Vol. 12 No. 7 July 2010
Is Kissing a Sin?
Louis Rushmore, Editor
When one has a girlfriend or a boyfriend and they kiss, is it a sin? ~ Onah Oliseh, Ghana
Let us begin by defining “sin.” “Whosoever committeth sin transgresseth also the law: for sin is the transgression of the law” (1 John 3:4 KJV). “Whoever commits sin also commits lawlessness, and sin is lawlessness” (1 John 3:4 NKJV). Therefore, whatever the Bible specifies as sinful is sinful, whereas whatever the Bible does not specify as sinful is not sinful. All people living today are bound the New Testament portion of the Bible, since the Old Testament (containing Patriarchy and Judaism) has been replaced with the New Testament (Ephesians 2:15; Colossians 2:14).
Some form of the word “kiss” appears 48 times throughout the Bible. It becomes apparent quickly that not all kisses are the same, or for the same purpose. Often, the kiss was a form of greeting (Romans 16:16). Sometimes the kiss was a sign of affection (Genesis 31:28; 45:15). Other kisses are passionate, either associated with sin (Proverbs 7:13) or innocent within the confines of marriage (Song of Solomon 1:2).
Whether a contemporary kiss between a boyfriend and a girlfriend is sinful depends on whether it is companion to anything in one of the lists of sins found in the New Testament (1 Corinthians 6:9-10; Galatians 5:19-21; Revelation 21:8). In addition, we need to be mindful of how other people view something we do, and be careful we do not offend onlookers unnecessarily (Romans 14:21). Further, something may be acceptable to God, yet because of local culture or custom may not be advisable (1 Corinthians 11:16); for instance, public display of affection between members of the opposite sex is banned even in some societies, today.
There are several factors to consider in determining if kissing is sinful. Besides this, culture or custom may have a bearing on the advisability of kissing, too.
Louis Rushmore, Editor
I have a question regarding how to talk to others regarding the truth in a kind loving way. I have a family member who was turned off by another family member who was talking about the church via email. She is upset because she feels my other family member was trying to force her to be a part of the Lord’s church. Their relationship seems a little severed now. My question is how can we approach people with the word without coming off as being forceful or arrogant to the point where people don’t even want to ever come worship with us. It seems that turns people away.

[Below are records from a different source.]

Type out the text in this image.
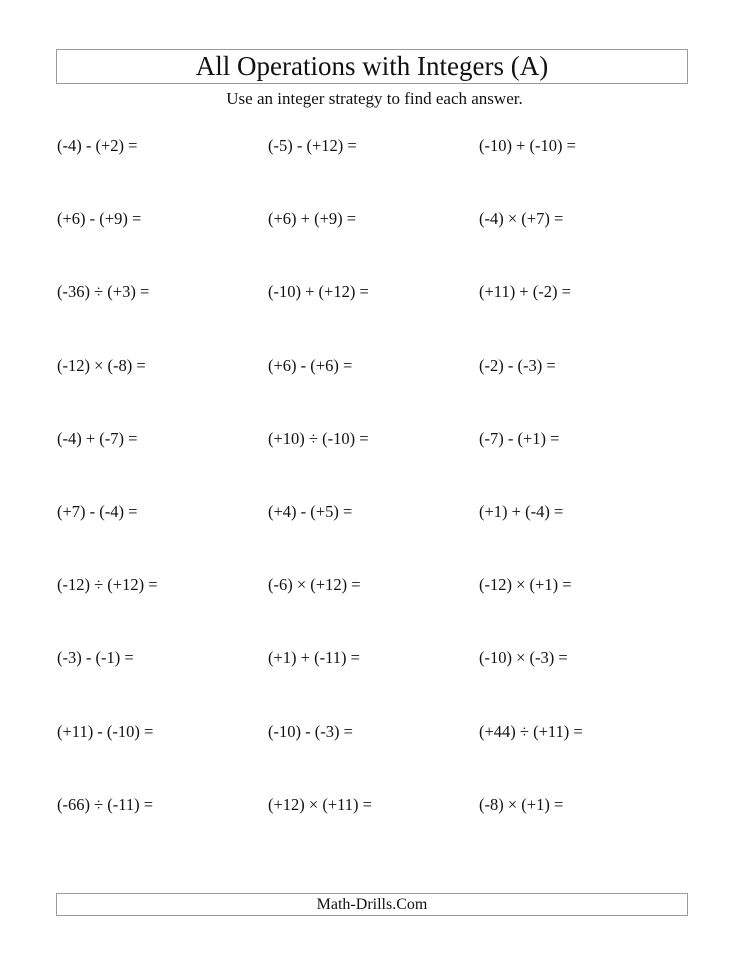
All Operations with Integers (A)
Use an integer strategy to find each answer.
(-4) - (+2) =	(-5) - (+12) =	(-10) + (-10) =
(+6) - (+9) =	(+6) + (+9) =	(-4) × (+7) =
(-36) ÷ (+3) =	(-10) + (+12) =	(+11) + (-2) =
(-12) × (-8) =	(+6) - (+6) =	(-2) - (-3) =
(-4) + (-7) =	(+10) ÷ (-10) =	(-7) - (+1) =
(+7) - (-4) =	(+4) - (+5) =	(+1) + (-4) =
(-12) ÷ (+12) =	(-6) × (+12) =	(-12) × (+1) =
(-3) - (-1) =	(+1) + (-11) =	(-10) × (-3) =
(+11) - (-10) =	(-10) - (-3) =	(+44) ÷ (+11) =
(-66) ÷ (-11) =	(+12) × (+11) =	(-8) × (+1) =
Math-Drills.Com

Also, a big issue for me is. When I ask people to worship, they also ask me to go, and I say no but they always say it isn’t fair, and in turn, they don’t want to ever come back. ~ Kia Hinton
First Peter 3:1-2 provides us with a principle, whether we are male or female, on how to influence others with the Gospel when they will not listen to what we have to say. “Wives, likewise, be submissive to your own husbands, that even if some do not obey the word, they, without a word, may be won by the conduct of their wives, when they observe your chaste conduct accompanied by fear.” When our words cannot gain an audience for conveying God’s truths, we must allow those truths to animate us; our conviction and godliness needs to be evident in our conduct. Christian example is not a substitute for verbal instruction in God’s Word when that venue is available, but Christian example is both an alternative to the spoken word when circumstances require, and it also is a necessary companion to verbal instruction.
Faithful Christians have an obligation to God to assemble with fellow Christians (Hebrews 10:25), and faithful Christians have an obligation to the local body of believers of whom they are a part. Invite friends to visit the churches of Christ with you, but if they question why you are reluctant to assemble with them in their religious services, politely explain that your religious convictions require you to assemble at the appointed assemblies of the church of which you are a member. Further, comment that there may be occasions that your friends’ churches may have a program that does not conflict in time with the assemblies to which you are obligate, that you may choose to attend with them. However, be sure that you are spiritually strong enough not to be influenced unduly by religious error that you most certainly will encounter. In addition, do not give the impression that you approve of religious error, such as singing with instrumental accompaniment in their worship services; be polite but refrain from compromise.